We've already told you that of the 800 planets that exist outside of our solar system, three of them -- known as "Super Earths" -- are likely habitable or "alien" planets. We also told you that Albert Einstein's hyper-confusing and yet oh-so-simple Theory of Relativity has passed some rather rigorous tests in the practical world as of late.
Now it seems both of these stories have been brought together in a randy display of the brand of nuclear fusion that Einstein himself wouldn't have been able to figure out: A new alien planet has been discovered, thanks to Einstein's Special Theory of Relativity.
That's right: Nearly six decades after his death, Einstein is still working it. This marks the first time in scientific history that an alien planet was discovered by use of the practical applications of the Special Theory of Relativity.
Not surprisingly nicknamed "Einstein's planet" by the astronomers who found it, the new alien planet's actual name is Kepler-76b and is said to be twice as heavy as Jupiter, according to Space.com. Kepler-76b, or Einstein's planet, is also 25 percent larger than Jupiter, which happens to be the largest planet in our own solar system.
Because of its dwarfing Jupiter, Kepler-76b is classified as a "hot Jupiter," which is in fact a class all of its own. It resides in the constellation Cygnus, some 2,000 light years away, in which Kepler-76b orbits its star.

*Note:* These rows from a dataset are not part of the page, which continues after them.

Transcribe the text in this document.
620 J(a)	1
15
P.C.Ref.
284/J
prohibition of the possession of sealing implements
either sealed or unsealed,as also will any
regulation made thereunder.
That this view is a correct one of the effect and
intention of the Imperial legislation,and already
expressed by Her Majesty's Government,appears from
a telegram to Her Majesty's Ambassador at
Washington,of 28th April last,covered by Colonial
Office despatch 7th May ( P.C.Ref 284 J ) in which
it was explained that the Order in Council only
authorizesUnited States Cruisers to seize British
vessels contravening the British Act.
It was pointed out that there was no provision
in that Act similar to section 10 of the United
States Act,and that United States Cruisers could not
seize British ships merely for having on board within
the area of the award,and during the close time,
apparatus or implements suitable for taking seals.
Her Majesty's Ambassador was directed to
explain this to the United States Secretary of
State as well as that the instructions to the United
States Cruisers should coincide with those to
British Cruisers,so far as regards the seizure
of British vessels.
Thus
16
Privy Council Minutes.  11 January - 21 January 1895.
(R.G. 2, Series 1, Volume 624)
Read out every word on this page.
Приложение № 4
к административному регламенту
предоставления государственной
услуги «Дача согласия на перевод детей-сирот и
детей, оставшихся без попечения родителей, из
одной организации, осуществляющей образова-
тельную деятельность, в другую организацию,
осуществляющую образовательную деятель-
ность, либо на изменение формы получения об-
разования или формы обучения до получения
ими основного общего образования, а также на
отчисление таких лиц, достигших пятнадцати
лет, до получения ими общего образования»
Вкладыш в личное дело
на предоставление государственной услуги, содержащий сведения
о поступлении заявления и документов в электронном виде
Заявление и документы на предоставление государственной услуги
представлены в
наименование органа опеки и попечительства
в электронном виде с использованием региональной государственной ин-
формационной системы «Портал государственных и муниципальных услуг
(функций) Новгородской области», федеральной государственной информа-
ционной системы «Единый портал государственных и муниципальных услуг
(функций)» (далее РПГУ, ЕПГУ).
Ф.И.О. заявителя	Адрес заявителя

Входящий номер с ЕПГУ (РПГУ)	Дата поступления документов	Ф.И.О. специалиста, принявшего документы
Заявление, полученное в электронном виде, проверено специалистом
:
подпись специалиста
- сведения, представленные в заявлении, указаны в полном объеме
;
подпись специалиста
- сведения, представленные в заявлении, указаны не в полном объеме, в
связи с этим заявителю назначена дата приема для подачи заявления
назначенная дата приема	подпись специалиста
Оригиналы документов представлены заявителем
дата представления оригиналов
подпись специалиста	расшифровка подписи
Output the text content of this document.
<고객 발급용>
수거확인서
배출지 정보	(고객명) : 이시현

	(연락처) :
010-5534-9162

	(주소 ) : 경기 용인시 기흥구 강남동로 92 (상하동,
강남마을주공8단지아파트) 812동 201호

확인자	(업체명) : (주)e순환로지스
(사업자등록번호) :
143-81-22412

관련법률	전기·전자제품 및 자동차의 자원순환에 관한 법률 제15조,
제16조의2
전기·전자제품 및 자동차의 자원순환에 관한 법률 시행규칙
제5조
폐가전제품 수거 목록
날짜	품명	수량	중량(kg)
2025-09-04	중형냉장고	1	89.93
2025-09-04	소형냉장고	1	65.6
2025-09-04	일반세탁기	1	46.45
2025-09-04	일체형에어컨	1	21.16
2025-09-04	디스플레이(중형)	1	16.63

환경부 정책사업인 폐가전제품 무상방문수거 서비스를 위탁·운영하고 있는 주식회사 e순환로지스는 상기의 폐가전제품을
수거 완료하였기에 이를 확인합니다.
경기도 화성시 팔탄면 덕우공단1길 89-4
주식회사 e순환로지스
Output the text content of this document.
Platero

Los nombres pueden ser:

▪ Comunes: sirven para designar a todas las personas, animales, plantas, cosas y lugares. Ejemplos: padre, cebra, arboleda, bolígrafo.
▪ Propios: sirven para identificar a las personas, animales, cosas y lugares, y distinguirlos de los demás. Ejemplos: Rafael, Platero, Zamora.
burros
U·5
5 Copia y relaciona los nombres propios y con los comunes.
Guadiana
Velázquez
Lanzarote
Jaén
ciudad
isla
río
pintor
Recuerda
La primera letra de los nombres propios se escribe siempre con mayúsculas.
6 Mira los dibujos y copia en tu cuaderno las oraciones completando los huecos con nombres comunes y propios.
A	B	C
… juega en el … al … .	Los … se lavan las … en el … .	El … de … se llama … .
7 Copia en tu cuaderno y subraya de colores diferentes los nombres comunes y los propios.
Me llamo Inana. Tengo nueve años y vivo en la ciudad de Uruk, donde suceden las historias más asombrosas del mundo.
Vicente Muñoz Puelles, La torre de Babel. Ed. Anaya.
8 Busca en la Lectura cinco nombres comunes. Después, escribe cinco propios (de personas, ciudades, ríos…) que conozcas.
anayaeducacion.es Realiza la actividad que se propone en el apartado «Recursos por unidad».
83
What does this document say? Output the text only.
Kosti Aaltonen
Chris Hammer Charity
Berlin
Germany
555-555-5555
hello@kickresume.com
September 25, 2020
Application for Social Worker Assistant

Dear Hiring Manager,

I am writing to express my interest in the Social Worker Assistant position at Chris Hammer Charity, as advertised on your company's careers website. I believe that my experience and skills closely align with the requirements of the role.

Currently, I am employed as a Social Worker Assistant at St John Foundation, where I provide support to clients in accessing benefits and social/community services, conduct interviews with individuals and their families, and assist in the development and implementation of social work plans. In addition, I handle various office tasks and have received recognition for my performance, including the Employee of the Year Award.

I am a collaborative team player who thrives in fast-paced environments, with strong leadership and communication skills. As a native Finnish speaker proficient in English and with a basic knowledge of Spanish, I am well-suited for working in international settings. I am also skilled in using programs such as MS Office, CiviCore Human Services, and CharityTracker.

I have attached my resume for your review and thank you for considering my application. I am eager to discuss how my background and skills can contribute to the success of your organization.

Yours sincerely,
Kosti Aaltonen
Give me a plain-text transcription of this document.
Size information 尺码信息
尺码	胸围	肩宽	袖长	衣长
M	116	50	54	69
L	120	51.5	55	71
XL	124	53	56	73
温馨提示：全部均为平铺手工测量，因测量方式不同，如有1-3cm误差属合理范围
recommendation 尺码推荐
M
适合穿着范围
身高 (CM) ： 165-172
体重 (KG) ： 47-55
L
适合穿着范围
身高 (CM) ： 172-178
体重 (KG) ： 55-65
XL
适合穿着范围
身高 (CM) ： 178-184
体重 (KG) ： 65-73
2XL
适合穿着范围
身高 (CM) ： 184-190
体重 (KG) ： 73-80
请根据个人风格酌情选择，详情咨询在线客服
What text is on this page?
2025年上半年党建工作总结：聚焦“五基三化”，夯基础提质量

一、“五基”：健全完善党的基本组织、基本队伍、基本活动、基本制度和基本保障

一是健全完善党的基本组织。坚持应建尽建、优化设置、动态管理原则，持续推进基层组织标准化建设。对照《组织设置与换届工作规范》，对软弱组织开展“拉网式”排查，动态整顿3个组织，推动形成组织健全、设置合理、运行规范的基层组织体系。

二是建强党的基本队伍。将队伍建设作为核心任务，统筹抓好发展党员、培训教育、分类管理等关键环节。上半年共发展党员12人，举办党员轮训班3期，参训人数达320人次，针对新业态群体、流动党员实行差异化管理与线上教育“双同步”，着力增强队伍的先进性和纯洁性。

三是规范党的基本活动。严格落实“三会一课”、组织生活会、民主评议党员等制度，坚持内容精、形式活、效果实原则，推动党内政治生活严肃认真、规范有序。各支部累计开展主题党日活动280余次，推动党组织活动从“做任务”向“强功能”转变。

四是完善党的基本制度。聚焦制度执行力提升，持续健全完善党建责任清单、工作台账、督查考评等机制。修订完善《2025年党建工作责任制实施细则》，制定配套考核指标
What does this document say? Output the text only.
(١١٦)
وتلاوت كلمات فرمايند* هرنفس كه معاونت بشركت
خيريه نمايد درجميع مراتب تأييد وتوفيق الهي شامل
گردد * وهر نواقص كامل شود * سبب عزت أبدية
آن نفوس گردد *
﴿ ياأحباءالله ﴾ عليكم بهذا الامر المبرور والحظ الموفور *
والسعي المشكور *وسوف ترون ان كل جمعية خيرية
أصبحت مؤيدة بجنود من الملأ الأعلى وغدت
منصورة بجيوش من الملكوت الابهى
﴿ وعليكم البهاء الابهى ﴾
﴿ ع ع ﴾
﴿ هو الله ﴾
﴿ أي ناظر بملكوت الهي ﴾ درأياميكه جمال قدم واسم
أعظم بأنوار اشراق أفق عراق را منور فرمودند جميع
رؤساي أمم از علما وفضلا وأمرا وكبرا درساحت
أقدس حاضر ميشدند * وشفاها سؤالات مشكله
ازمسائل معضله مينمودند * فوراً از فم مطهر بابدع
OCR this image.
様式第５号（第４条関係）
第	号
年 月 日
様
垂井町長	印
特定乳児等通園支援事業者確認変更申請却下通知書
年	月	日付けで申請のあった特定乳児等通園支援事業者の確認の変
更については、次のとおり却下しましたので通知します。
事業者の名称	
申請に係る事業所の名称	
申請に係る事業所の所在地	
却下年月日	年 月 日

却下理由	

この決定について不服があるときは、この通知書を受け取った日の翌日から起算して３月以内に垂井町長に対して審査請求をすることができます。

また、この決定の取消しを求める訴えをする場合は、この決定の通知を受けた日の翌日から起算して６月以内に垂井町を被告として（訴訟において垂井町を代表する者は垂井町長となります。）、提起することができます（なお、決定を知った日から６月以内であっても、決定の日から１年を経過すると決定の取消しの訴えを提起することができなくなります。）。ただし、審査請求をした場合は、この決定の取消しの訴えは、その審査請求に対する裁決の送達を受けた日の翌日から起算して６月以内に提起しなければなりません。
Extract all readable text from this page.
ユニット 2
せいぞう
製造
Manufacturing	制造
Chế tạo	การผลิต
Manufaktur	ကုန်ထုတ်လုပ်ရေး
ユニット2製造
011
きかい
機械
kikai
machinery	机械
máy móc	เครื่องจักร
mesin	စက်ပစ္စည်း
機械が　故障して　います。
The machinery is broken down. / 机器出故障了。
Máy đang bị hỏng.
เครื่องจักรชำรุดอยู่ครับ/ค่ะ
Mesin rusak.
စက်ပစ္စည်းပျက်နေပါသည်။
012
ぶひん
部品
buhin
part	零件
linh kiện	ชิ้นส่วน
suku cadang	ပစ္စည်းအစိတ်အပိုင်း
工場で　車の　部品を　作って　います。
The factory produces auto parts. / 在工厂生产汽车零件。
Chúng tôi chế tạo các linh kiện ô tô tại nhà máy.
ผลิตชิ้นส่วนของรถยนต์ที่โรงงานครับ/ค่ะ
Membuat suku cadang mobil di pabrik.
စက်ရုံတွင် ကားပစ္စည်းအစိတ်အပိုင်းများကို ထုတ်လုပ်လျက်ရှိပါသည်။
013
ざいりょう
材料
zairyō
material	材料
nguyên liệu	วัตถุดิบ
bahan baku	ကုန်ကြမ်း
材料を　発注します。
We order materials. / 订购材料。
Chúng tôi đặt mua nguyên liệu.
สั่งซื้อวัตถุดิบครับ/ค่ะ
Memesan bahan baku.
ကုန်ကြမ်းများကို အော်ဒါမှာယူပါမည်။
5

"Subtle effects" of Einstein's Special Theory of Relativity were employed in the discovering of Kepler-76b, including what is known as "beaming," which "occurs when light from the parent star brightens as its planet tugs it a nudge closer to Earth, and dims as the planet pulls it away. Relativistic effects cause light particles, called photons, to pile up and become focused in the direction of the star's motion," according to Space.com.
Other aspects of Einstein's Special Theory that were utilized in the discovery of the alien planet include the likes of determinations made from the realization that "gravitational tides from the orbiting planet caused its star to stretch slightly into a football shape, causing it to appear brighter when its wider side faces us, revealing more surface area. Finally, the planet itself reflects a small amount of starlight, which also contributed to its discovery."
NASA's Kepler spacecraft is designed to search for alien planets such as Kepler-76b via the "transit method" of seeking out stars that dim periodically when planets pass in front of them. It was the detailed information from the spacecraft that led the astronomers to discover Einstein's planet.
"This was only possible because of the exquisite data NASA is collecting with the Kepler spacecraft," Study Leader Simchon Faigler of Tel Aviv University said, according to Space.com.
Another technique for planet-finding is the "wobble method" in which "slight signs of movement in stars' radial velocities caused by tugging planets" are sought out. The researchers said the new Einstein method for seeking out planets is really only applicable to larger planets, and that it is not nearly as helpful in seeking out Earth-sized planets.
"Each planet-hunting technique has its strengths and weaknesses. And each novel technique we add to the arsenal allows us to probe planets in new regimes," Avi Loeb of the Center for Astrophysics, said.
The alien planet's discovery will be detailed in a forthcoming issue of The Astrophysical Journal.